By Gabriel Araujo
SAO PAULO (Reuters) – Brazilian health regulator Anvisa recommended on Friday that travel be restricted from some African countries due to the detection of a new COVID-19 variant, but President Jair Bolsonaro appeared to dismiss such measures.
Anvisa said its recommendation, which would need government approval to be implemented, was to immediately suspend flights from South Africa, Botswana, Lesotho, Eswatini, Namibia and Zimbabwe.
The EU and Britain are already tightening border controls as researchers look into whether the new mutation is vaccine-resistant.
Bolsonaro has been widely criticized by public health experts for his management of the pandemic, railing against lockdowns, often refusing to wear a mask in public and choosing not to get vaccinated. Brazil has the world’s second-highest death toll from the virus, behind only the United States.

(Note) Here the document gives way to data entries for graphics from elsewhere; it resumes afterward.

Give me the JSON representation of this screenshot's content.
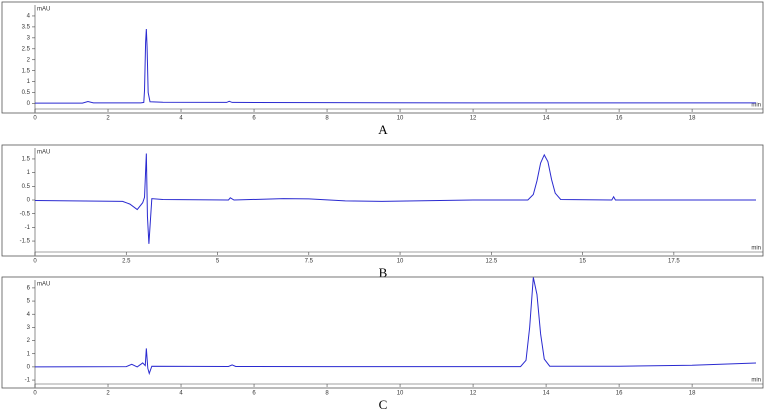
{
  "chart_data": [
    {
      "type": "line",
      "label": "A",
      "y_label": "mAU",
      "x_label": "min",
      "color": "#2a2ad0",
      "xlim": [
        0,
        19.75
      ],
      "ylim": [
        -0.25,
        4.5
      ],
      "xticks": [
        0,
        2,
        4,
        6,
        8,
        10,
        12,
        14,
        16,
        18
      ],
      "yticks": [
        0,
        0.5,
        1,
        1.5,
        2,
        2.5,
        3,
        3.5,
        4
      ],
      "x": [
        0,
        1.3,
        1.45,
        1.6,
        2.9,
        2.98,
        3.0,
        3.03,
        3.05,
        3.07,
        3.1,
        3.15,
        3.5,
        5.25,
        5.32,
        5.4,
        8,
        12,
        16,
        19.75
      ],
      "values": [
        0.02,
        0.02,
        0.09,
        0.03,
        0.03,
        0.05,
        0.6,
        2.8,
        3.4,
        2.6,
        0.5,
        0.08,
        0.06,
        0.05,
        0.1,
        0.05,
        0.04,
        0.03,
        0.03,
        0.03
      ]
    },
    {
      "type": "line",
      "label": "B",
      "y_label": "mAU",
      "x_label": "min",
      "color": "#2a2ad0",
      "xlim": [
        0,
        19.75
      ],
      "ylim": [
        -1.9,
        1.9
      ],
      "xticks": [
        0,
        2.5,
        5,
        7.5,
        10,
        12.5,
        15,
        17.5
      ],
      "yticks": [
        -1.5,
        -1,
        -0.5,
        0,
        0.5,
        1,
        1.5
      ],
      "x": [
        0,
        2.4,
        2.6,
        2.8,
        2.95,
        3.0,
        3.05,
        3.08,
        3.12,
        3.2,
        3.5,
        5.3,
        5.35,
        5.45,
        6.8,
        7.5,
        8.5,
        9.5,
        12,
        13.5,
        13.65,
        13.75,
        13.85,
        13.95,
        14.05,
        14.15,
        14.25,
        14.4,
        15.8,
        15.85,
        15.9,
        19.75
      ],
      "values": [
        -0.02,
        -0.05,
        -0.15,
        -0.35,
        -0.1,
        0.1,
        1.7,
        -0.6,
        -1.6,
        0.05,
        0.02,
        0.0,
        0.08,
        0.0,
        0.05,
        0.04,
        -0.03,
        -0.05,
        0.0,
        0.0,
        0.2,
        0.7,
        1.35,
        1.65,
        1.4,
        0.75,
        0.25,
        0.02,
        0.0,
        0.12,
        0.0,
        0.0
      ]
    },
    {
      "type": "line",
      "label": "C",
      "y_label": "mAU",
      "x_label": "min",
      "color": "#2a2ad0",
      "xlim": [
        0,
        19.75
      ],
      "ylim": [
        -1.3,
        6.6
      ],
      "xticks": [
        0,
        2,
        4,
        6,
        8,
        10,
        12,
        14,
        16,
        18
      ],
      "yticks": [
        -1,
        0,
        1,
        2,
        3,
        4,
        5,
        6
      ],
      "x": [
        0,
        2.5,
        2.65,
        2.8,
        2.95,
        3.02,
        3.05,
        3.09,
        3.13,
        3.2,
        5.3,
        5.4,
        5.5,
        8,
        12,
        13.3,
        13.45,
        13.55,
        13.65,
        13.75,
        13.85,
        13.95,
        14.1,
        16,
        18,
        19.75
      ],
      "values": [
        0.0,
        0.02,
        0.2,
        0.0,
        0.3,
        0.1,
        1.4,
        -0.1,
        -0.5,
        0.05,
        0.03,
        0.15,
        0.03,
        0.02,
        0.02,
        0.02,
        0.5,
        3.0,
        6.8,
        5.5,
        2.5,
        0.6,
        0.05,
        0.05,
        0.12,
        0.3
      ]
    }
  ]
}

Before the Anvisa statement on Friday, Bolsonaro told supporters it made little sense to close borders.
“What madness is this?,” Bolsonaro told supporters when asked if travel would be restricted. “The virus doesn’t come in if you close the airport. It is already here.”

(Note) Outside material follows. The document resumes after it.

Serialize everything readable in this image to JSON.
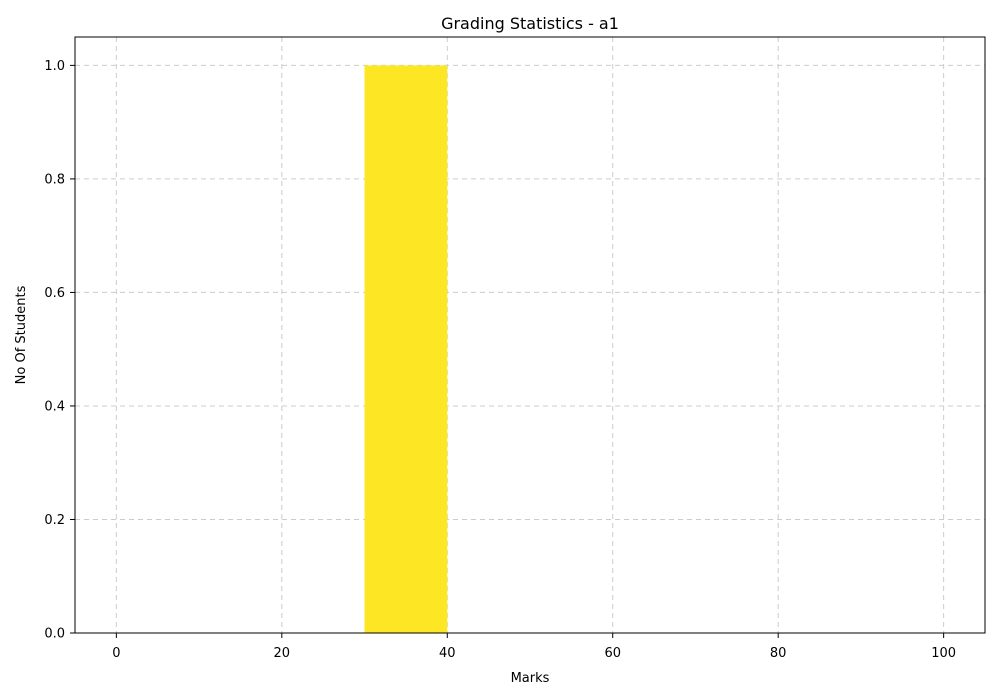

The news of the variant hammered travel stocks in Brazil, with shares in airlines Gol and Azul plunging about 10%, while travel operator CVC posted an 8% fall and planemaker Embraer was down 7%.
In its technical note, Anvisa said that foreigners who have been to at least one of the six African countries cited in the prior 14 days should not be allowed to land in Brazil, while Brazilians arriving from those nations should be required to quarantine.
The health agency said “the new variant appears to have a higher transmissibility.”